Ни на следующей станции, ни через одну поезд не встретили свистки,
наряды милиции, шеренги служителей в черных мундирах, Арсения не
выволокли на перрон, не заломили рук, не потащили куда-то в подвал, и
кровь постепенно стала униматься, пульсировать в висках не так уже
больно, не так бешено, и все препятствия, все преграды на пути к
последнему поезду - ради их преодоления Арсений каких-то несколько
минут назад готов был пойти чуть ли не на смерть, на убийство, на
взрыв мавзолея ли, метрополитена, всей ли Москвы! - представились
сейчас не более чем комическим, не стоящим ни внимания, ни эмоций, во
всяком случае отрицательных, qui pro quo, а сам Арсений, только что
бежавший, оравший, бросавшийся на милиционера и на дежурную, вызывал у
себя разве улыбку. Но, с другой стороны, не бежал, не орал бы - так
ему и остаться бы на улице, потому что на такси денег нету: все
положено утром в сберкассу, - Олиной квартиры он в жизни не отыскал
бы, да и неловко туда соваться после случившегося, - остаться бы на
улице до половины шестого, до открытия, и мало что намерзнуться
вдоволь - еще и пропустить автомобильную запись.

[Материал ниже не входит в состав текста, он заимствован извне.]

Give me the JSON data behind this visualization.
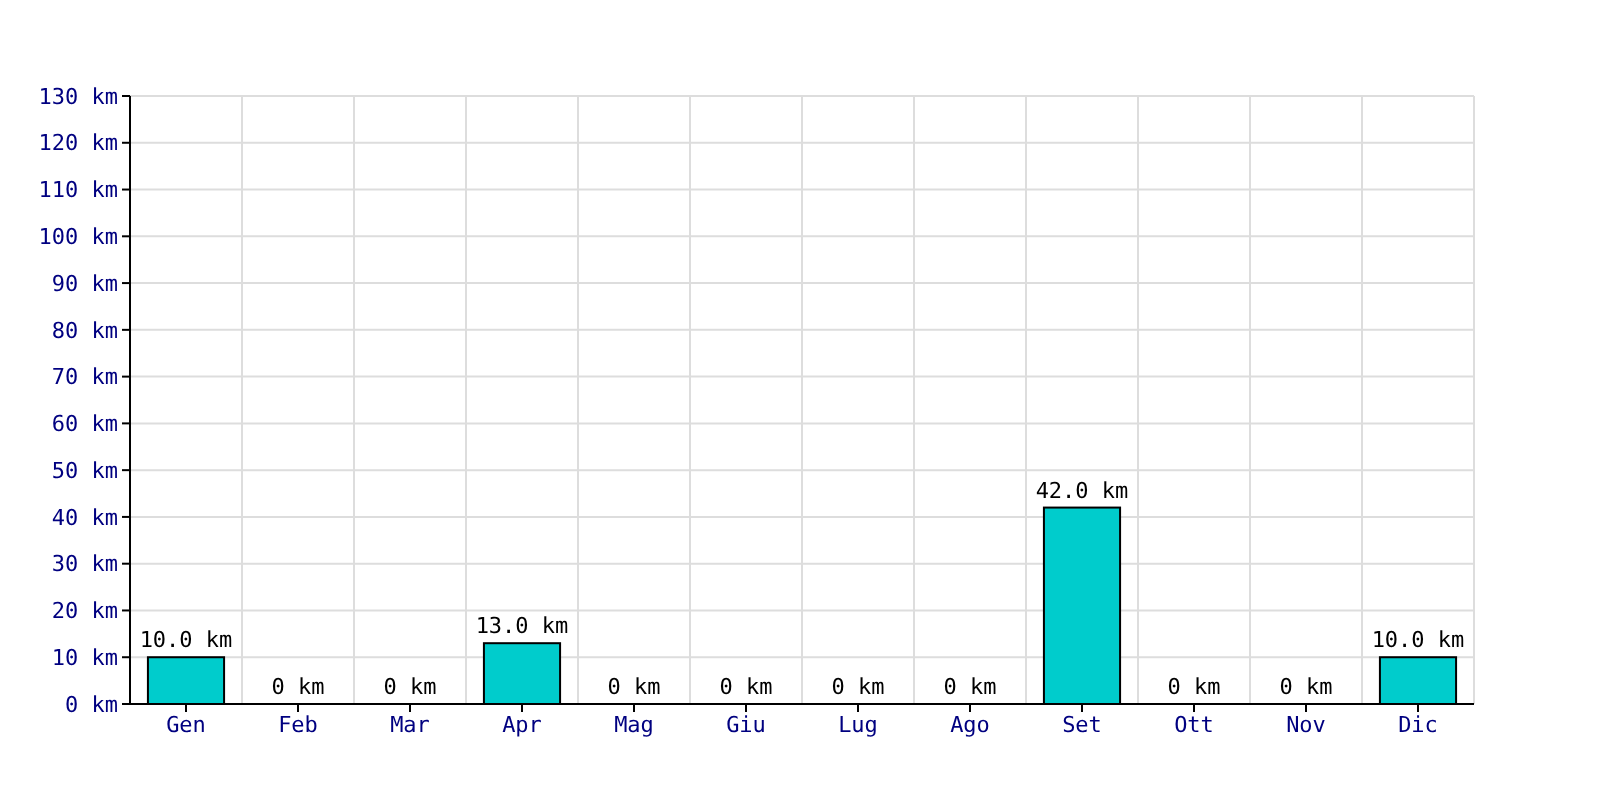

Выбежав от Икалтойской, Арсений огляделся: автомобили, автомобили,
автомобили - в ряд, вдоль подъездов, мертвые, выстуженные, пустые
автомобили жильцов, ни души вокруг, спросить дорогу к метро просто не
у кого - и наугад, понадеявшись на интуицию городского жителя,
двинулся по диагонали огромного двора, которая в местах, где
пересекала участки газонов, материализовывалась кусками натоптанной
тропинки. Черная, застывшая зыбью грязь обступала относительно светлую
тропинку с обеих сторон, а порою покушалась и на ее утоптанную плоть,
и тогда тропинка защищалась положенными плашмя кирпичными половинками
да обломками случайных досок. На улице стоял не замеченный из машины,
а может, только в последние полчаса и упавший на землю весенний ночной
морозец, и корочки льда, на которые израсходовался весь скудный запас
воды маленьких, в асфальтовых выбоинах обосновавшихся лужиц, за
белизною своею скрывали пустоту и приятно похрустывали под ногою.
Времени в распоряжении казалось достаточно, и Арсений шел хоть быстро,
а без истерики.
Через соседний двор боязливо пробежала далекая женская фигурка.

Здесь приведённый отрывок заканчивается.